Yeah - so far I haven't seen anyone else point this out:
* Automated driving permits you to nap, read, etc. while traveling in a car
* Coordinated automated driving permits much greater throughput on the roads with high speeds and smaller following distances
* Land farther from cities is cheap compared to land close
* Electric vehicles are much, much cheaper than petroleum-powered ones on a per-mile basis
I worry that everyone will want to live on a 3 acre estate on nice cheap land 100 miles from the city. After all, why not? Transportation is nearly free and you can kick back and nap for the 45 minute drive in to work (at an average 133 ish mph).
100 years from now, if humanity is somehow still around, I suspect California will be a gigantic skidpad with one giant metropolis that sprawls for ten times the distance they do now. Why not commute from San Luis Obispo to Los Angeles every day? Or Yosemite to San Francisco? I mean, some people already do Stockton to SF (hellishly) and that's half the distance right there. For that matter, back in college I dated a girl and drove from San Jose to LA every other weekend. I'd wake up at 4:30 AM in LA and be in work by 11 or so, traffic permitting. If I could've slept in the car and made the drive half as long I would've done it a couple times a week.
But you don't need the grid. Instead of pushing power around via wires you make the hydrogen near the power plant and push hydrogen around. That's the de-electrification, the lack of the extensive grid to move power between source and demand.
You've got to be kidding. Due to hydrogen embrittlement and fire risk from leaks there's no safe way to push hydrogen around in an underground pipeline network. The closest we can get is distributing natural gas and then converting that to hydrogen near the point of demand, which still requires a lot of electricity.

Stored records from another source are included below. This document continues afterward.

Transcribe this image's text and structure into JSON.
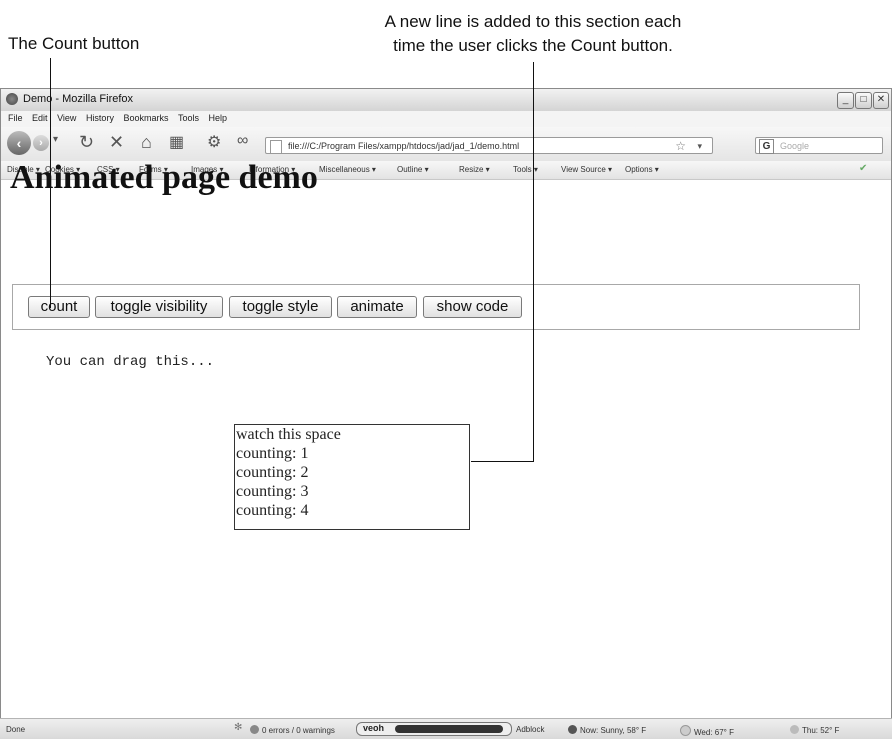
{
  "callouts": {
    "count_button": "The Count button",
    "new_line_1": "A new line is added to this section each",
    "new_line_2": "time the user clicks the Count button."
  },
  "window": {
    "title": "Demo - Mozilla Firefox",
    "controls": [
      "_",
      "□",
      "✕"
    ]
  },
  "menu": [
    "File",
    "Edit",
    "View",
    "History",
    "Bookmarks",
    "Tools",
    "Help"
  ],
  "navigation": {
    "url": "file:///C:/Program Files/xampp/htdocs/jad/jad_1/demo.html",
    "search_placeholder": "Google",
    "search_engine_letter": "G"
  },
  "dev_toolbar": [
    "Disable ▾",
    "Cookies ▾",
    "CSS ▾",
    "Forms ▾",
    "Images ▾",
    "Information ▾",
    "Miscellaneous ▾",
    "Outline ▾",
    "Resize ▾",
    "Tools ▾",
    "View Source ▾",
    "Options ▾"
  ],
  "page": {
    "title": "Animated page demo",
    "buttons": [
      "count",
      "toggle visibility",
      "toggle style",
      "animate",
      "show code"
    ],
    "drag_text": "You can drag this...",
    "watch_box": [
      "watch this space",
      "counting: 1",
      "counting: 2",
      "counting: 3",
      "counting: 4"
    ]
  },
  "status": {
    "done": "Done",
    "errors": "0 errors / 0 warnings",
    "veoh": "veoh",
    "adblock": "Adblock",
    "now": "Now: Sunny, 58° F",
    "wed": "Wed: 67° F",
    "thu": "Thu: 52° F"
  }
}
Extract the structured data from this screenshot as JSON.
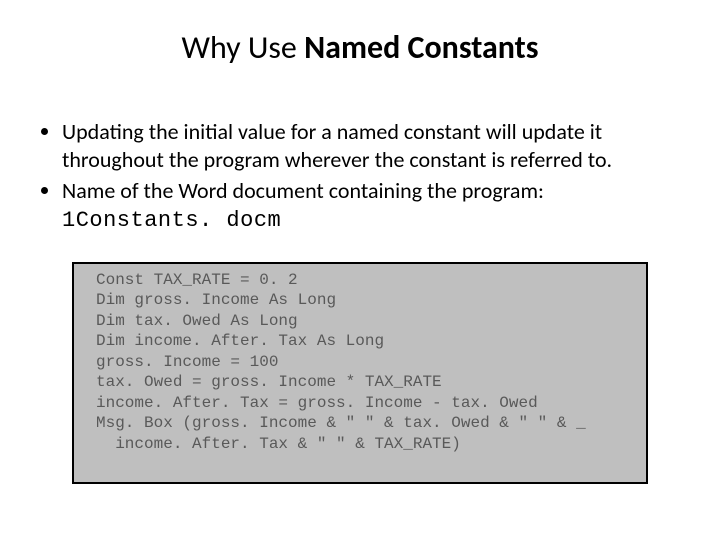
{
  "title": {
    "prefix": "Why Use ",
    "bold": "Named Constants"
  },
  "bullets": [
    "Updating the initial value for a named constant will update it throughout the program wherever the constant is referred to."
  ],
  "bullet2_prefix": "Name of the Word document containing the program: ",
  "bullet2_code": "1Constants. docm",
  "code": "Const TAX_RATE = 0. 2\nDim gross. Income As Long\nDim tax. Owed As Long\nDim income. After. Tax As Long\ngross. Income = 100\ntax. Owed = gross. Income * TAX_RATE\nincome. After. Tax = gross. Income - tax. Owed\nMsg. Box (gross. Income & \" \" & tax. Owed & \" \" & _\n  income. After. Tax & \" \" & TAX_RATE)"
}
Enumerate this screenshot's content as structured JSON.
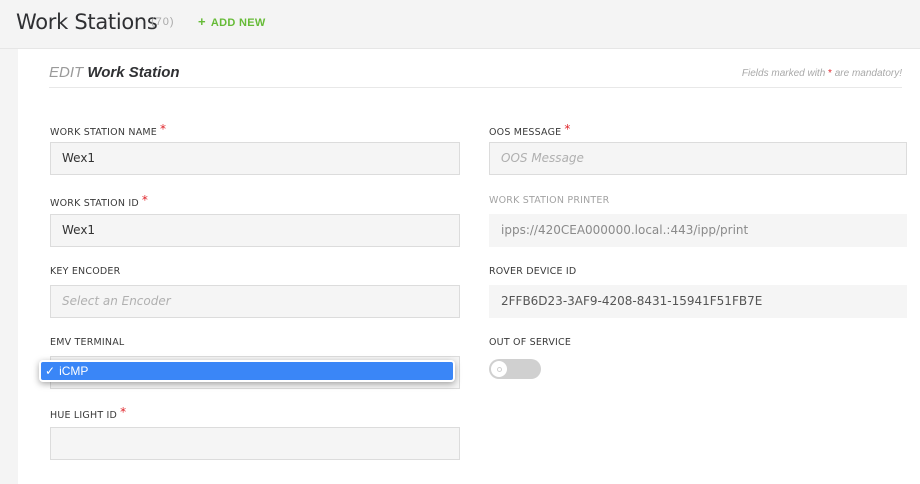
{
  "header": {
    "title": "Work Stations",
    "count": "(70)",
    "add_new_label": "ADD NEW",
    "add_new_icon": "plus-icon"
  },
  "form": {
    "title_prefix": "EDIT",
    "title_main": "Work Station",
    "mandatory_note_before": "Fields marked with",
    "mandatory_note_star": "*",
    "mandatory_note_after": "are mandatory!"
  },
  "fields": {
    "work_station_name": {
      "label": "WORK STATION NAME",
      "required": "*",
      "value": "Wex1"
    },
    "oos_message": {
      "label": "OOS MESSAGE",
      "required": "*",
      "value": "",
      "placeholder": "OOS Message"
    },
    "work_station_id": {
      "label": "WORK STATION ID",
      "required": "*",
      "value": "Wex1"
    },
    "work_station_printer": {
      "label": "WORK STATION PRINTER",
      "value": "ipps://420CEA000000.local.:443/ipp/print"
    },
    "key_encoder": {
      "label": "KEY ENCODER",
      "value": "",
      "placeholder": "Select an Encoder"
    },
    "rover_device_id": {
      "label": "ROVER DEVICE ID",
      "value": "2FFB6D23-3AF9-4208-8431-15941F51FB7E"
    },
    "emv_terminal": {
      "label": "EMV TERMINAL",
      "selected": "iCMP",
      "check": "✓"
    },
    "out_of_service": {
      "label": "OUT OF SERVICE",
      "on": false
    },
    "hue_light_id": {
      "label": "HUE LIGHT ID",
      "required": "*",
      "value": ""
    }
  },
  "colors": {
    "accent_green": "#66bb37",
    "required_red": "#e0252b",
    "dropdown_selection": "#3a86f7"
  }
}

"Push" includes transport in tanks ... something that happens today. And if vehicles are going to be running on hydrogen, they are going to be transporting it in tanks too. Just like gas stations today, the hydrogen will be transported from the plant to the stations somehow. That movement of energy, as opposed to pushing electricity over wires, would reduce the need for grids as opposed to electric cars which will increase the need for grids.
I would assume that it's just simpler to synthesize methane (power-to-gas) and use that to (e.g.) fuel vehicles. Assuming you're pulling H from water and CO2 from the air, the methane is carbon neutral, so there's no huge reason to try to transport hydrogen.

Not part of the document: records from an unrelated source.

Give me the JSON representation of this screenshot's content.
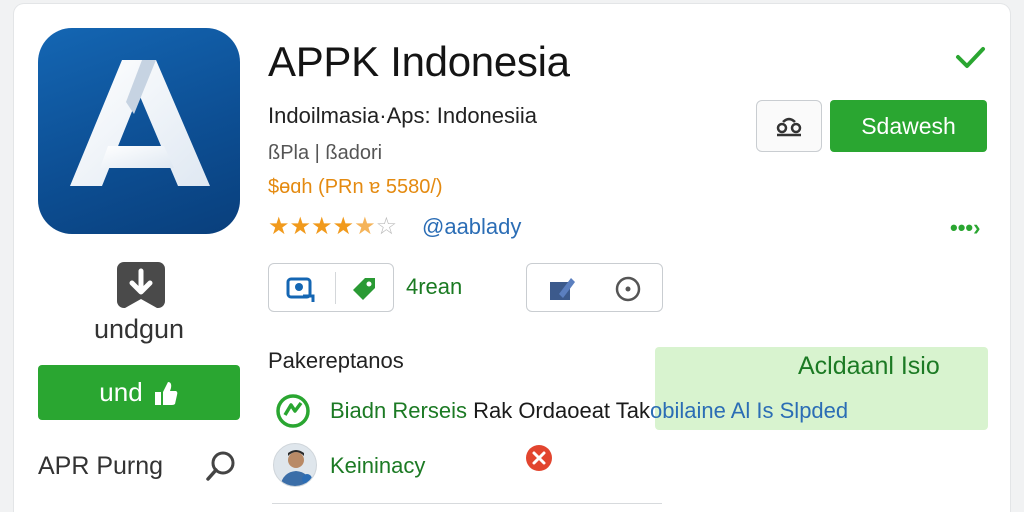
{
  "app": {
    "title": "APPK Indonesia",
    "subtitle": "Indoilmasia·Aps: Indonesiia",
    "meta": "ßPla | ßadori",
    "price": "$ɵɑh (PRn ɐ 5580/)",
    "rating_stars": "★★★★",
    "rating_half": "★",
    "rating_empty": "☆",
    "rating_value": 4.5,
    "handle": "@aablady"
  },
  "left_panel": {
    "download_label": "undgun",
    "und_button_label": "und",
    "apr_label": "APR Purng"
  },
  "actions": {
    "primary_button_label": "Sdawesh",
    "rean_label": "4rean"
  },
  "section": {
    "title": "Pakereptanos",
    "highlight_title": "Acldaanl Isio",
    "row1": {
      "part1": "Biadn Rerseis ",
      "part2": "Rak Ordaoeat Tak",
      "part3": "obilaine Al Is Slpded"
    },
    "row2": {
      "label": "Keininacy"
    }
  },
  "colors": {
    "brand_green": "#2aa631",
    "icon_blue": "#1466b3",
    "star_orange": "#f19a1c",
    "link_blue": "#2b6db5",
    "highlight_bg": "#d8f3cf"
  },
  "icons": [
    "app-logo-icon",
    "download-icon",
    "thumbs-up-icon",
    "search-icon",
    "check-icon",
    "share-icon",
    "more-icon",
    "image-icon",
    "tag-icon",
    "edit-icon",
    "clock-icon",
    "refresh-icon",
    "close-icon"
  ]
}
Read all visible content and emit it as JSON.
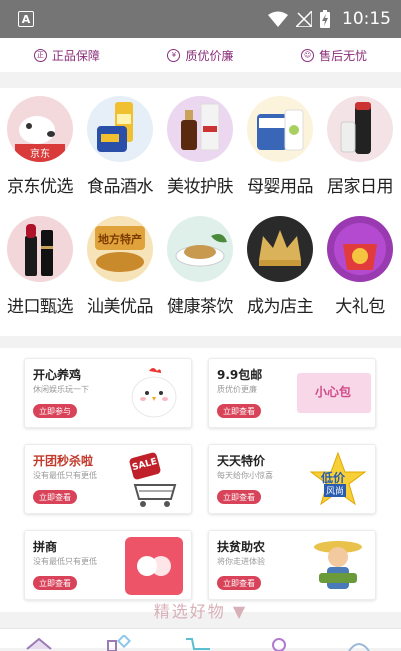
{
  "status_bar": {
    "time": "10:15",
    "app_badge": "A"
  },
  "guarantee": [
    {
      "label": "正品保障",
      "icon": "authentic-icon"
    },
    {
      "label": "质优价廉",
      "icon": "price-icon"
    },
    {
      "label": "售后无忧",
      "icon": "aftersale-icon"
    }
  ],
  "categories": [
    {
      "label": "京东优选",
      "icon": "jd-dog-icon"
    },
    {
      "label": "食品酒水",
      "icon": "food-drink-icon"
    },
    {
      "label": "美妆护肤",
      "icon": "cosmetics-icon"
    },
    {
      "label": "母婴用品",
      "icon": "baby-products-icon"
    },
    {
      "label": "居家日用",
      "icon": "home-goods-icon"
    },
    {
      "label": "进口甄选",
      "icon": "import-lipstick-icon"
    },
    {
      "label": "汕美优品",
      "icon": "local-specialty-icon"
    },
    {
      "label": "健康茶饮",
      "icon": "tea-icon"
    },
    {
      "label": "成为店主",
      "icon": "crown-icon"
    },
    {
      "label": "大礼包",
      "icon": "gift-bag-icon"
    }
  ],
  "category_badges": {
    "jd": "京东",
    "local": "地方特产"
  },
  "promos": [
    {
      "title": "开心养鸡",
      "subtitle": "休闲娱乐玩一下",
      "button": "立即参与",
      "icon": "chicken-icon"
    },
    {
      "title": "9.9包邮",
      "subtitle": "质优价更廉",
      "button": "立即查看",
      "icon": "product-pack-icon"
    },
    {
      "title": "开团秒杀啦",
      "subtitle": "没有最低只有更低",
      "button": "立即查看",
      "icon": "sale-cart-icon"
    },
    {
      "title": "天天特价",
      "subtitle": "每天给你小惊喜",
      "button": "立即查看",
      "icon": "low-price-star-icon"
    },
    {
      "title": "拼商",
      "subtitle": "没有最低只有更低",
      "button": "立即查看",
      "icon": "pin-shang-icon"
    },
    {
      "title": "扶贫助农",
      "subtitle": "将你走进体验",
      "button": "立即查看",
      "icon": "farmer-icon"
    }
  ],
  "promo_badges": {
    "sale": "SALE",
    "low_price": "低价",
    "style": "风尚",
    "pack": "小心包"
  },
  "section_title": "精选好物 ▼"
}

I find this difficult to believe. Filling up a low-end Model S requires 60kWh. Assuming you use one "tank" of charge per day (210 miles) and you have 5 hours of sun per day, this is 12kW of panels. Nowadays you can get around 200 watts from a square meter of panels (modulo proper cosine=1 mounting) so this is 60 square meters. Multiply by 1.2 for efficiency losses and it's 72 square meters. Granted that's a lot more than most solar houses need, but it also assumes you're driving 210 miles per day, which is more than most people.
Why do you need an acre to mount 72 square meters? Even if you're in the Arctic Circle, you don't need that much. And you won't be charging in the winter anyway :-)

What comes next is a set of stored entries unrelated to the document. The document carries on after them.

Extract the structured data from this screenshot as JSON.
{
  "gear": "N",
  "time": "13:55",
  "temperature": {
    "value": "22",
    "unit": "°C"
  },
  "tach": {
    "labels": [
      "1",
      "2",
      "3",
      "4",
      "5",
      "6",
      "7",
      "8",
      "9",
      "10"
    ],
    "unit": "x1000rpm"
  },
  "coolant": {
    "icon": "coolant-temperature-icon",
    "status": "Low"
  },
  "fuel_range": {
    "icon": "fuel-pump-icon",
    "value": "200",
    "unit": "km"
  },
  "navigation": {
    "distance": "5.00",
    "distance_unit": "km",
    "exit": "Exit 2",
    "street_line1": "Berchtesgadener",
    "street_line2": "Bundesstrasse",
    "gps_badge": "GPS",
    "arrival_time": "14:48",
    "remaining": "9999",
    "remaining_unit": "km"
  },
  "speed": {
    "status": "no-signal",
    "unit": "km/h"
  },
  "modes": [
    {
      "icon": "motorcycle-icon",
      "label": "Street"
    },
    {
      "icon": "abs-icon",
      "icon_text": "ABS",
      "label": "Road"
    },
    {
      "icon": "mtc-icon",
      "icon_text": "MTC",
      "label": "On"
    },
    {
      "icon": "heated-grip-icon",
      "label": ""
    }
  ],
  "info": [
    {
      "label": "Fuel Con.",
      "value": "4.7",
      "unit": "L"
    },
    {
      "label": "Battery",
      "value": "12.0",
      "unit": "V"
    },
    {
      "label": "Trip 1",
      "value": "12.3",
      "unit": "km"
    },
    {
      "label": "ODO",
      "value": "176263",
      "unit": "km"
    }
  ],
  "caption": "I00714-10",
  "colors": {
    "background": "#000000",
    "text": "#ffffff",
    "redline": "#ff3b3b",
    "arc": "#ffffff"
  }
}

Take a look at exactly how much power goes into an electric vehicle. I once worked out how many solar panels one would need to charge a tesla once per day in my local. The math pointed to something like a solid acre of land dedicated to sustaining a single car. (not an acre of panels, at my latitude you need proportionally more land on which to mount panels). A shift to all-electric transport would produce a demand for which LEDs could never compensate. Only the very wealthy would ever own enough land to actually self-sustain through renewables. Cities will need power grids for a long while.
Take electric transport out of the equation and things start looking much better. Hydrogen-powered vehicles would imho at least allow the possibility of "de-electrification" in north america.